T-Mobile is taking on pay TV with typical bravado, but few specifics

T-Mobile US has announced plans to acquire Layer3 TV, a tiny cable TV service to which it can add a mobile twist, to disrupt the US pay TV market.

By GlobalData Consumer

Until now, T-Mobile USA has been a one-trick pony offering wireless services only. Now, it’s looking to shake up the cable and satellite TV market with the same ‘uncarrier’ approach to market it took with wireless.

Specifically, T-Mobile is looking to add a pay TV component in order to compete against companies such as AT&T, which is bundling its DirecTV service with wireless services.

When T-Mobile announced in September that it would include free Netflix service in its wireless family plans, President and CEO John Legere criticised the “franken-strategies” used by rivals AT&T and Verizon “…to cobble together carrier–cable–content mashups.”

But now the uncarrier is doing the same thing via its planned acquisition of Layer3 TV for an undisclosed amount. Layer3’s so-called ‘New Cable’ service is available in only five markets at launch – Los Angeles, Chicago, Washington, D.C., Dallas/Ft. Worth plus Denver.

T-Mobile will spend considerably less to buy diminutive Layer3 than, for example, the $48.5 billion that AT&T spent to acquire DirecTV. Yet, AT&T got a two-decade-old nationwide pay TV operator for its money, rather than a relatively unknown, four-year-old startup.

So, why does T-Mobile think it can shake up the pay TV market?

T-Mobile expects to sell its new pay TV service through its 16,000 retail stores, and it has 71 million wireless customers it can market to.

Both Layer3 and T-Mobile are already positioned as feisty underdogs.

Layer3 calls itself a “New Cable” alternative provider and rails against its larger pay TV competitors.

T-Mobile’s populist rants against its wireless rivals have cemented its positioning as the pro-consumer Un-carrier.

T-Mobile promises to solve pay TV customer pain points.

It is tapping into disdain for cable and satellite TV providers in the US that deliver poor customer service while raising prices and providing weighty menus of channels that many customers do not want.

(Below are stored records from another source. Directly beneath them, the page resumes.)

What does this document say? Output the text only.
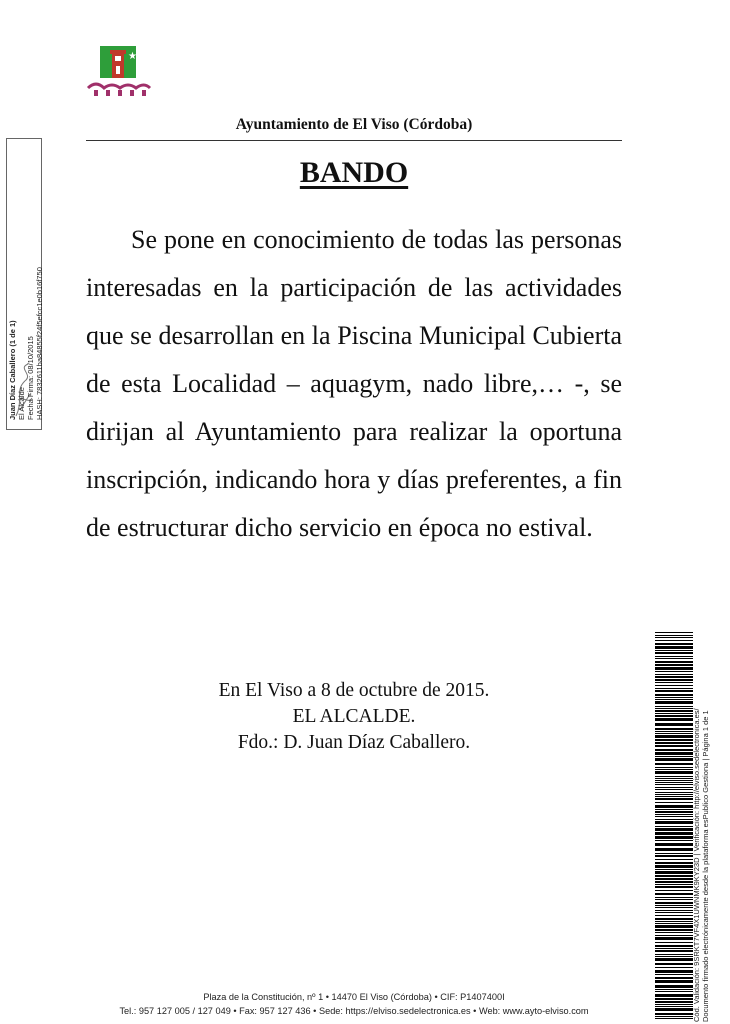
★
Ayuntamiento de El Viso (Córdoba)
BANDO

Se pone en conocimiento de todas las personas interesadas en la participación de las actividades que se desarrollan en la Piscina Municipal Cubierta de esta Localidad – aquagym, nado libre,… -, se dirijan al Ayuntamiento para realizar la oportuna inscripción, indicando hora y días preferentes, a fin de estructurar dicho servicio en época no estival.

En El Viso a 8 de octubre de 2015.
EL ALCALDE.
Fdo.: D. Juan Díaz Caballero.
Juan Díaz Caballero (1 de 1) El Alcalde Fecha Firma: 08/10/2015 HASH: 7832611ba84855f24f5efcc1e0b16f750
Cód. Validación: 9SRKT7VF4X1UWNMK9KY23D | Verificación: http://elviso.sedelectronica.es/ Documento firmado electrónicamente desde la plataforma esPublico Gestiona | Página 1 de 1
Plaza de la Constitución, nº 1 • 14470 El Viso (Córdoba) • CIF: P1407400I
Tel.: 957 127 005 / 127 049 • Fax: 957 127 436 • Sede: https://elviso.sedelectronica.es • Web: www.ayto-elviso.com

It also intends to add a mobile component to Layer3’s existing pay TV service.

But T-Mobile has not provided a lot of specifics about its strategy, including what it will charge for service.

Layer3’s pricing is comparable to traditional pay TV. Further, because Layer3 is a TV-only offer, people still must pay for the broadband (cable or DSL) that brings Layer3 service into their home plus extra for home telephone service (if they want that).

However, T-Mobile could offer an affordable triple-play service (or quadruple play with wireless phone service) by eliminating the third-party broadband provider.

In that scenario, all services would ride upon T-Mobile’s extensive wireless 4G LTE broadband footprint.

T-Mobile says it is not interested in developing original content, unlike over-the-top streaming challengers Amazon, Netflix and Hulu. That is wise at this point, as T-Mobile’s complicated and costly foray into fixed and mobile pay-TV will be challenging enough.